The Farnborough Airshow opens today with the British government yet to publish its “Modernising Defence Programme (MDP),” as previously expected. But the UK’s future Combat Air Strategy, which is an important part of the MDP, might be revealed this week at the show by government ministers. There might also be some indication of whether the Royal Air Force (RAF) will upgrade or replace its Airborne Early Warning and Control (AEW&C) fleet.


The MDP is in essence yet another review of what operations and acquisitions are affordable. A five-year plan set out in 2015 has proved unachievable, and UK Defence Secretary Gavin Williamson has been lobbying hard for extra resources. But with Whitehall consumed by the Brexit issue and other funding priorities, he might not succeed.  

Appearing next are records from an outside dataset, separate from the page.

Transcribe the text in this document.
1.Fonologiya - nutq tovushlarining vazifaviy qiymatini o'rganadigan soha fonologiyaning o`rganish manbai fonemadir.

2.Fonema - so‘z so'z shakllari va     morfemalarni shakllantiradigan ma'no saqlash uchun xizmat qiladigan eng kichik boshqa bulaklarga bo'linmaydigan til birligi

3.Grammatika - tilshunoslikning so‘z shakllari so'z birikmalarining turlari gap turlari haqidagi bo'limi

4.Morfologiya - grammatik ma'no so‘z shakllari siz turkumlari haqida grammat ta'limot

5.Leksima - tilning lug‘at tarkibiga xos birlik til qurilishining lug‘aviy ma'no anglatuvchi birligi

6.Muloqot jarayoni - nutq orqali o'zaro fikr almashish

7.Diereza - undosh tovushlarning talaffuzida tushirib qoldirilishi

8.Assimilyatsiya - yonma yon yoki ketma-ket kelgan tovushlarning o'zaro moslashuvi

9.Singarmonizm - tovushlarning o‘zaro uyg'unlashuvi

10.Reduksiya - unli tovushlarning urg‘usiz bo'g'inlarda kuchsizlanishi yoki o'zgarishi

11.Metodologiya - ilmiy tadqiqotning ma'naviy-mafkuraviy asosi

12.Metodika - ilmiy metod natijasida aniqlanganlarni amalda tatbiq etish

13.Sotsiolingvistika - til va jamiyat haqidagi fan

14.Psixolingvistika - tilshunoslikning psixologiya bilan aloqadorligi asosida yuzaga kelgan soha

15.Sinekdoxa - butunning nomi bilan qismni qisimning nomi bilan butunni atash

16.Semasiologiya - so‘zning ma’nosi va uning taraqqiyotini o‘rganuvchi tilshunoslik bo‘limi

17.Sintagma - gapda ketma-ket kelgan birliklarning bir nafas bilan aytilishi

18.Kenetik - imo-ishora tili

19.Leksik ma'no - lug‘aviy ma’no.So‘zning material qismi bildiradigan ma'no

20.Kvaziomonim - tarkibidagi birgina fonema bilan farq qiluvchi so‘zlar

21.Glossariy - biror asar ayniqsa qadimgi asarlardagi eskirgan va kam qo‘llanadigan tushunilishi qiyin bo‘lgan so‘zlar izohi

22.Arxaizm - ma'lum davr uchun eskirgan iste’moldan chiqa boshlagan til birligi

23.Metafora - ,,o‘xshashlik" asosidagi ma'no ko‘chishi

At last week’s Air Power Conference in London, Britain's military leadership was also justifying the MDP as a timely and required update. “The threats we identified in 2015 have diversified, proliferated and intensified rather more rapidly than we anticipated,” Gen. Sir Nick Carter, chief of the defense staff, told delegates. “Increasingly assertive and aggressive states are utilizing techniques below the threshold of what we would once have called conventional war,” he continued, in an obvious reference to Russia. Meanwhile, the threat of terrorism from violent extremist organizations remains, he noted.


Carter looked forward to the MDP placing UK defense “on a more sustainable footing” with properly defined "jointery" between the armed services and their domains. Chief of the Air Staff Sir Stephen Hillier made similar points, but clearly called for more spending on the Royal Air Force (RAF) “to build more resilience, more strength in depth, into a current front-line which is already exceptionally busy and hard-pressed.”


Hillier also talked of the need to consider next-generation combat air capability, beyond the Lockheed Martin F-35 now entering RAF service. The UK has world-class capabilities in platforms, propulsion, sensors, weapons, and system integration, he claimed. Speaking to journalists on the sidelines of the Air Power Conference, he said the UK is “not going to follow where other nations go…we are going to draw them to us.”


This was a reference to the developing Franco-German political and industrial alliance for a Future Combat Air System (FCAS). Only last week, Dirk Hoke, the head of Airbus Defence and Space, said the UK could only join such an effort “once Brexit is clarified.” The maneuvering will continue this week at the Farnborough show—if the government makes a meaningful statement about the UK Combat Air Strategy.


But what would an FCAS look like? Hoke and others have referred to a “system of systems” involving multiple types of aircraft, swarms of drones controlled by artificial intelligence, and other advanced concepts. Of note, Hillier made clear for the first time the RAF believes an FCAS must be manned. “People have realized that it’s not that easy to [go unmanned] in demanding and contested environments,” he said. There are also moral and ethical issues, he added.